Quite a mouthful.  You know what they say about people who talk with their mouths full?

Two words - Nuremberg Laws, numb nuts.

Nuremberg Laws and Roe v. Wade. Hitler murdered Jews and Planned Parenthood murders babies.  See, nothing on my teeth and gums.

Words matter and people mean what they say, even if they use Yeats.

Neil went through a Dante period that was equally shallow in 2008-'09. During his Inferno Days,  Neil had lunch at Kens on Western Ave. around the time when Mr. Steinberg's conduct brought public humiliation on him and his tenure as an employee, much less a columnist was doubtful.  Blood under the bridge.  No one forgets a kindness like a guy who believes that he is Emile Zola.   I took Neil Steinberg to Jackie Casto's Ken's on Western Ave. for lunch, where the talented word-sculptor chatted with a thick number of folks who live here, including cops, fireman, school teachers. the Mayor of Evergreen Park, two writers from Beverly Review and a number of Leo Alums who had attended the Veterans Observance.

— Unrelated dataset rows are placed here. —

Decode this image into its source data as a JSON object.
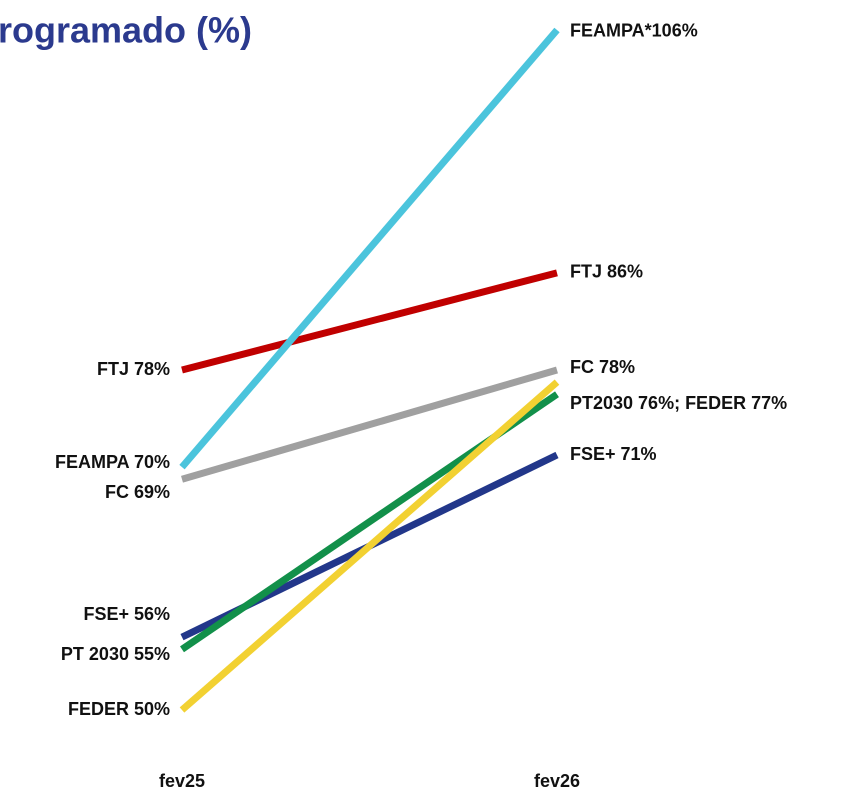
{
  "chart_data": {
    "type": "slope",
    "title": "rogramado (%)",
    "categories": [
      "fev25",
      "fev26"
    ],
    "ylim": [
      48,
      108
    ],
    "series": [
      {
        "name": "FTJ",
        "color": "#c00000",
        "values": [
          78,
          86
        ],
        "value_labels": [
          "FTJ 78%",
          "FTJ 86%"
        ]
      },
      {
        "name": "FEAMPA",
        "color": "#4bc4dc",
        "values": [
          70,
          106
        ],
        "value_labels": [
          "FEAMPA 70%",
          "FEAMPA*106%"
        ]
      },
      {
        "name": "FC",
        "color": "#a0a0a0",
        "values": [
          69,
          78
        ],
        "value_labels": [
          "FC 69%",
          "FC 78%"
        ]
      },
      {
        "name": "FSE+",
        "color": "#22378a",
        "values": [
          56,
          71
        ],
        "value_labels": [
          "FSE+ 56%",
          "FSE+ 71%"
        ]
      },
      {
        "name": "PT 2030",
        "color": "#12904a",
        "values": [
          55,
          76
        ],
        "value_labels": [
          "PT 2030 55%",
          "PT2030 76%; FEDER 77%"
        ]
      },
      {
        "name": "FEDER",
        "color": "#f2d132",
        "values": [
          50,
          77
        ],
        "value_labels": [
          "FEDER 50%",
          null
        ]
      }
    ]
  }
}
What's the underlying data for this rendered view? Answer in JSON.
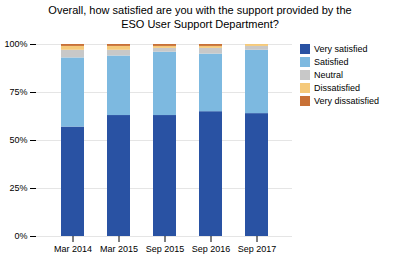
{
  "chart_data": {
    "type": "bar",
    "stacked": true,
    "title": "Overall, how satisfied are you with the support provided by the\nESO User Support Department?",
    "categories": [
      "Mar 2014",
      "Mar 2015",
      "Sep 2015",
      "Sep 2016",
      "Sep 2017"
    ],
    "series": [
      {
        "name": "Very satisfied",
        "color": "#2952a3",
        "values": [
          57,
          63,
          63,
          65,
          64
        ]
      },
      {
        "name": "Satisfied",
        "color": "#7db9e0",
        "values": [
          36,
          31,
          33,
          30,
          33
        ]
      },
      {
        "name": "Neutral",
        "color": "#c8c8c8",
        "values": [
          4,
          3,
          2,
          3,
          2
        ]
      },
      {
        "name": "Dissatisfied",
        "color": "#f5c97a",
        "values": [
          2,
          2,
          1,
          1,
          1
        ]
      },
      {
        "name": "Very dissatisfied",
        "color": "#c87137",
        "values": [
          1,
          1,
          1,
          1,
          0
        ]
      }
    ],
    "ylim": [
      0,
      100
    ],
    "yticks": [
      {
        "value": 0,
        "label": "0%"
      },
      {
        "value": 25,
        "label": "25%"
      },
      {
        "value": 50,
        "label": "50%"
      },
      {
        "value": 75,
        "label": "75%"
      },
      {
        "value": 100,
        "label": "100%"
      }
    ],
    "grid": true,
    "legend": "upper right"
  }
}
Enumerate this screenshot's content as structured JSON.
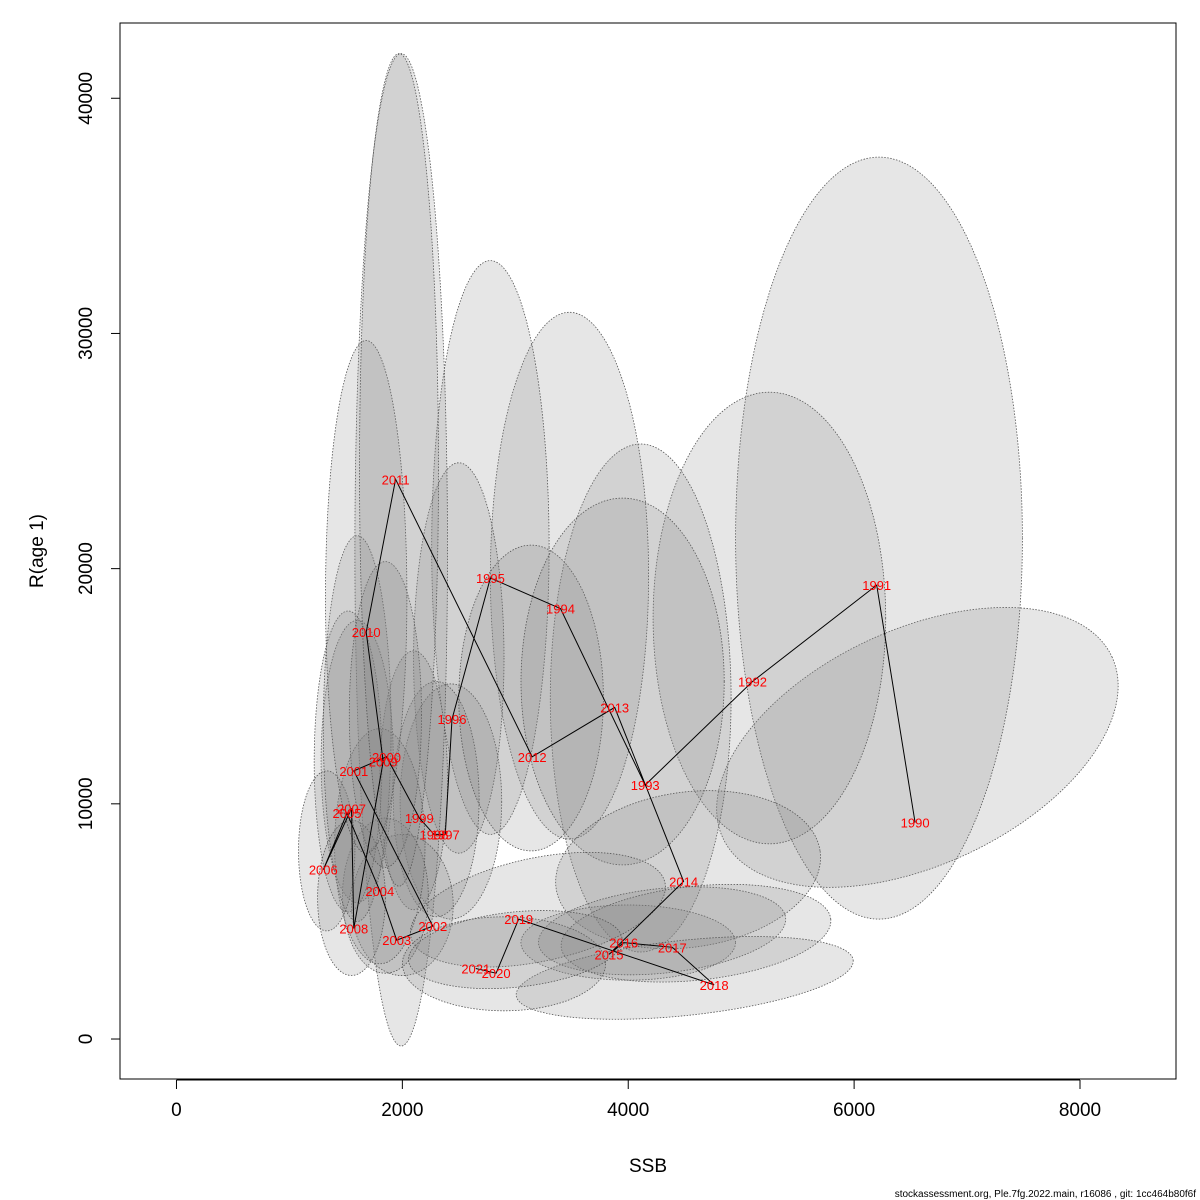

Generally, when one breaks bread with another person some kind of bond of mutual grace and respect surfaces - not so with too many columnists.  A few months later, Neil smeared the people he lunched with to make a snotty crack about the stupid people who did not vote for and worship Obama in 2009.

Hell, I didn't vote for Obama in 2008, or 2012, because I firmly the believe the man has limited mental capacities - he has yet to disappoint me as our first Ted Baxter President.

I say, "Good Morning,: because I mean that I hope everyone including Neil Steinberg has a very good morning.

Neil Steinberg is a semiotic totalitarian - he and his circle know what meaning is and they will tell us.  He gets caught up in all of that clever Jacques Derrida deconstructionism that journalists employ to white-out events, words, deeds and meanings. Poetry works for semiotic totalitarians.  Me and the neighbors tend to be prosaic.

When I say " Get the @#$% off my porch,"  I don't mean come on in and set a spell.